With deep gratitude,
Karen

20 Comments

  • Beth Mullins says:

    What a lovely blog friend! Most likely, she couldn’t think of anyone more deserving. The temporary spot is, well, perfect!

  • Betsy says:

    What a beautiful, light-filled spot for her! I’m sure she’ll be happy there.

  • Michele Dixon says:

    What a wonderful gift. The temporary space is fantastic. Love all the light and of course, our beautiful Texas views. Congratulations.

  • That is something I’ve wanted to do too – drawloom weaving. I heard that Glimakra is designing a drawloom attachment right now that will fit their little Julie countermarche loom. Eager to see and hear about your new adventure!

    • Karen says:

      Hi Lynette, I have so much to learn. It will be an adventure indeed. I’m glad to hear that you’re interested.

      I know you can put a drawloom on the Ideal, but I hadn’t heard that about the Julia.

      Happy weaving,
      Karen

  • Annie says:

    I saw my first drawloom this past weekend at Heritage Fair in Waco. The loom was so big and tall! A hangar is a good place for one. I couldn’t even begin to figure out how to weave with it. I am looking forward to hearing and seeing your adventures on this, Karen.

    • Karen says:

      Hi Annie, That’s the very loom that got me interested in drawloom weaving! My three times of weaving at Homestead on that loom got me hooked.

      Happy weaving,
      Karen

  • Wow!!
    So much to learn. I look forward to your posts as you explore the new loom.

    Nannette

  • Vivian says:

    Wonderful big step! Wonderful story! Thank you

  • Janet says:

    Karen
    I am also looking for a drawloom or a suitable loom I can convert, if you should come across one in the future would appreciate if you keep me in mind.
    Janet

    • Karen says:

      Hi Janet, Where do you live? I’ll let you know if I hear of anything.

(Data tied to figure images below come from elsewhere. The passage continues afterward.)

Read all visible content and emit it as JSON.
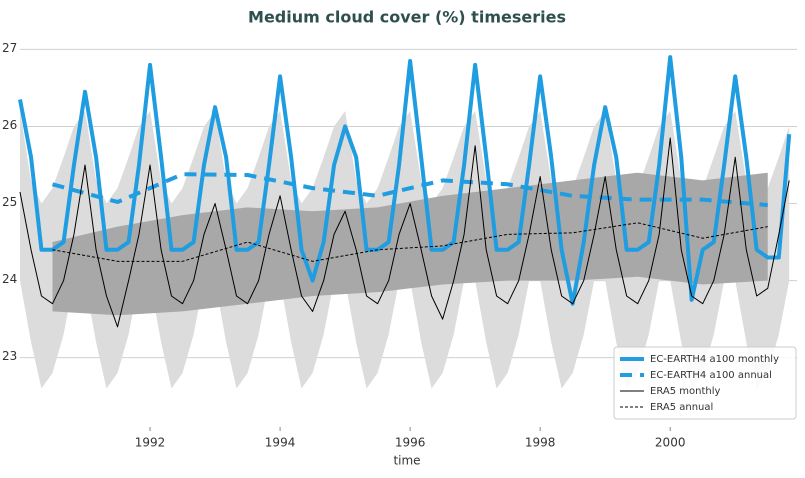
{
  "chart_data": {
    "type": "line",
    "title": "Medium cloud cover (%) timeseries",
    "xlabel": "time",
    "xlim": [
      1990.0,
      2001.95
    ],
    "ylim": [
      22.1,
      27.2
    ],
    "xticks": [
      1992,
      1994,
      1996,
      1998,
      2000
    ],
    "yticks": [
      23,
      24,
      25,
      26,
      27
    ],
    "grid": true,
    "legend": "lower right",
    "x": [
      1990,
      1990.17,
      1990.33,
      1990.5,
      1990.67,
      1990.83,
      1991,
      1991.17,
      1991.33,
      1991.5,
      1991.67,
      1991.83,
      1992,
      1992.17,
      1992.33,
      1992.5,
      1992.67,
      1992.83,
      1993,
      1993.17,
      1993.33,
      1993.5,
      1993.67,
      1993.83,
      1994,
      1994.17,
      1994.33,
      1994.5,
      1994.67,
      1994.83,
      1995,
      1995.17,
      1995.33,
      1995.5,
      1995.67,
      1995.83,
      1996,
      1996.17,
      1996.33,
      1996.5,
      1996.67,
      1996.83,
      1997,
      1997.17,
      1997.33,
      1997.5,
      1997.67,
      1997.83,
      1998,
      1998.17,
      1998.33,
      1998.5,
      1998.67,
      1998.83,
      1999,
      1999.17,
      1999.33,
      1999.5,
      1999.67,
      1999.83,
      2000,
      2000.17,
      2000.33,
      2000.5,
      2000.67,
      2000.83,
      2001,
      2001.17,
      2001.33,
      2001.5,
      2001.67,
      2001.83
    ],
    "bands": [
      {
        "color": "#dcdcdc",
        "upper": [
          26.2,
          25.3,
          25.0,
          25.2,
          25.6,
          26.0,
          26.2,
          25.3,
          25.0,
          25.2,
          25.6,
          26.0,
          26.2,
          25.3,
          25.0,
          25.2,
          25.6,
          26.0,
          26.2,
          25.3,
          25.0,
          25.2,
          25.6,
          26.0,
          26.2,
          25.3,
          25.0,
          25.2,
          25.6,
          26.0,
          26.2,
          25.3,
          25.0,
          25.2,
          25.6,
          26.0,
          26.2,
          25.3,
          25.0,
          25.2,
          25.6,
          26.0,
          26.2,
          25.3,
          25.0,
          25.2,
          25.6,
          26.0,
          26.2,
          25.3,
          25.0,
          25.2,
          25.6,
          26.0,
          26.2,
          25.3,
          25.0,
          25.2,
          25.6,
          26.0,
          26.2,
          25.3,
          25.0,
          25.2,
          25.6,
          26.0,
          26.2,
          25.3,
          25.0,
          25.2,
          25.6,
          26.0
        ],
        "lower": [
          24.0,
          23.2,
          22.6,
          22.8,
          23.3,
          24.0,
          24.0,
          23.2,
          22.6,
          22.8,
          23.3,
          24.0,
          24.0,
          23.2,
          22.6,
          22.8,
          23.3,
          24.0,
          24.0,
          23.2,
          22.6,
          22.8,
          23.3,
          24.0,
          24.0,
          23.2,
          22.6,
          22.8,
          23.3,
          24.0,
          24.0,
          23.2,
          22.6,
          22.8,
          23.3,
          24.0,
          24.0,
          23.2,
          22.6,
          22.8,
          23.3,
          24.0,
          24.0,
          23.2,
          22.6,
          22.8,
          23.3,
          24.0,
          24.0,
          23.2,
          22.6,
          22.8,
          23.3,
          24.0,
          24.0,
          23.2,
          22.6,
          22.8,
          23.3,
          24.0,
          24.0,
          23.2,
          22.6,
          22.8,
          23.3,
          24.0,
          24.0,
          23.2,
          22.6,
          22.8,
          23.3,
          24.0
        ]
      },
      {
        "color": "#a8a8a8",
        "x": [
          1990.5,
          1991.5,
          1992.5,
          1993.5,
          1994.5,
          1995.5,
          1996.5,
          1997.5,
          1998.5,
          1999.5,
          2000.5,
          2001.5
        ],
        "upper": [
          24.5,
          24.7,
          24.85,
          24.95,
          24.9,
          24.95,
          25.1,
          25.2,
          25.3,
          25.4,
          25.3,
          25.4
        ],
        "lower": [
          23.6,
          23.55,
          23.6,
          23.7,
          23.8,
          23.85,
          23.95,
          24.0,
          24.0,
          24.05,
          23.95,
          24.0
        ]
      }
    ],
    "series": [
      {
        "name": "EC-EARTH4 a100 monthly",
        "color": "#1f9de0",
        "width": 4,
        "style": "solid",
        "values": [
          26.35,
          25.6,
          24.4,
          24.4,
          24.5,
          25.5,
          26.45,
          25.6,
          24.4,
          24.4,
          24.5,
          25.5,
          26.8,
          25.6,
          24.4,
          24.4,
          24.5,
          25.5,
          26.25,
          25.6,
          24.4,
          24.4,
          24.5,
          25.5,
          26.65,
          25.6,
          24.4,
          24.0,
          24.5,
          25.5,
          26.0,
          25.6,
          24.4,
          24.4,
          24.5,
          25.5,
          26.85,
          25.6,
          24.4,
          24.4,
          24.5,
          25.5,
          26.8,
          25.6,
          24.4,
          24.4,
          24.5,
          25.5,
          26.65,
          25.6,
          24.4,
          23.7,
          24.5,
          25.5,
          26.25,
          25.6,
          24.4,
          24.4,
          24.5,
          25.5,
          26.9,
          25.6,
          23.75,
          24.4,
          24.5,
          25.5,
          26.65,
          25.6,
          24.4,
          24.3,
          24.3,
          25.9
        ]
      },
      {
        "name": "EC-EARTH4 a100 annual",
        "color": "#1f9de0",
        "width": 4,
        "style": "dashed",
        "x": [
          1990.5,
          1991.5,
          1992.5,
          1993.5,
          1994.5,
          1995.5,
          1996.5,
          1997.5,
          1998.5,
          1999.5,
          2000.5,
          2001.5
        ],
        "values": [
          25.25,
          25.02,
          25.38,
          25.37,
          25.2,
          25.1,
          25.3,
          25.25,
          25.1,
          25.05,
          25.05,
          24.98
        ]
      },
      {
        "name": "ERA5 monthly",
        "color": "#000000",
        "width": 1,
        "style": "solid",
        "values": [
          25.15,
          24.4,
          23.8,
          23.7,
          24.0,
          24.6,
          25.5,
          24.4,
          23.8,
          23.4,
          24.0,
          24.6,
          25.5,
          24.4,
          23.8,
          23.7,
          24.0,
          24.6,
          25.0,
          24.4,
          23.8,
          23.7,
          24.0,
          24.6,
          25.1,
          24.4,
          23.8,
          23.6,
          24.0,
          24.6,
          24.9,
          24.4,
          23.8,
          23.7,
          24.0,
          24.6,
          25.0,
          24.4,
          23.8,
          23.5,
          24.0,
          24.6,
          25.75,
          24.4,
          23.8,
          23.7,
          24.0,
          24.6,
          25.35,
          24.4,
          23.8,
          23.7,
          24.0,
          24.6,
          25.35,
          24.4,
          23.8,
          23.7,
          24.0,
          24.6,
          25.85,
          24.4,
          23.8,
          23.7,
          24.0,
          24.6,
          25.6,
          24.4,
          23.8,
          23.9,
          24.6,
          25.3
        ]
      },
      {
        "name": "ERA5 annual",
        "color": "#000000",
        "width": 1,
        "style": "dashed",
        "x": [
          1990.5,
          1991.5,
          1992.5,
          1993.5,
          1994.5,
          1995.5,
          1996.5,
          1997.5,
          1998.5,
          1999.5,
          2000.5,
          2001.5
        ],
        "values": [
          24.4,
          24.25,
          24.25,
          24.5,
          24.25,
          24.4,
          24.45,
          24.6,
          24.62,
          24.75,
          24.55,
          24.7
        ]
      }
    ]
  }
}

      This gives me a great idea for a future post – Where to look for used weaving equipment.

      Thanks,
      Karen

  • Janet says:

    I’m just down from Red Scottie fibers but willing to take a road trip. Thanks Karen, still loving the rug I made with you at Debbie’s 🙂

  • Ruth says:

    Thank you for another wonderful post. The first few pictures remind me of my recent purchase, move and set up of my Glimakra loom. You inspired me to learn to weave on a Glimakra loom and I took the plunge. I’m close to finishing setting at my “new” loom and taking her for a test spin – just tying up treadles is left and we are ready to go (I think). It is always a pleasure to learn from you. Blessings, Ruth

    • Karen says:

      Hi Ruth, That’s Fantastic! Oh, you have a wonderful learning journey in front of you. Enjoy the ride!

      Let me know if I can assist in any way!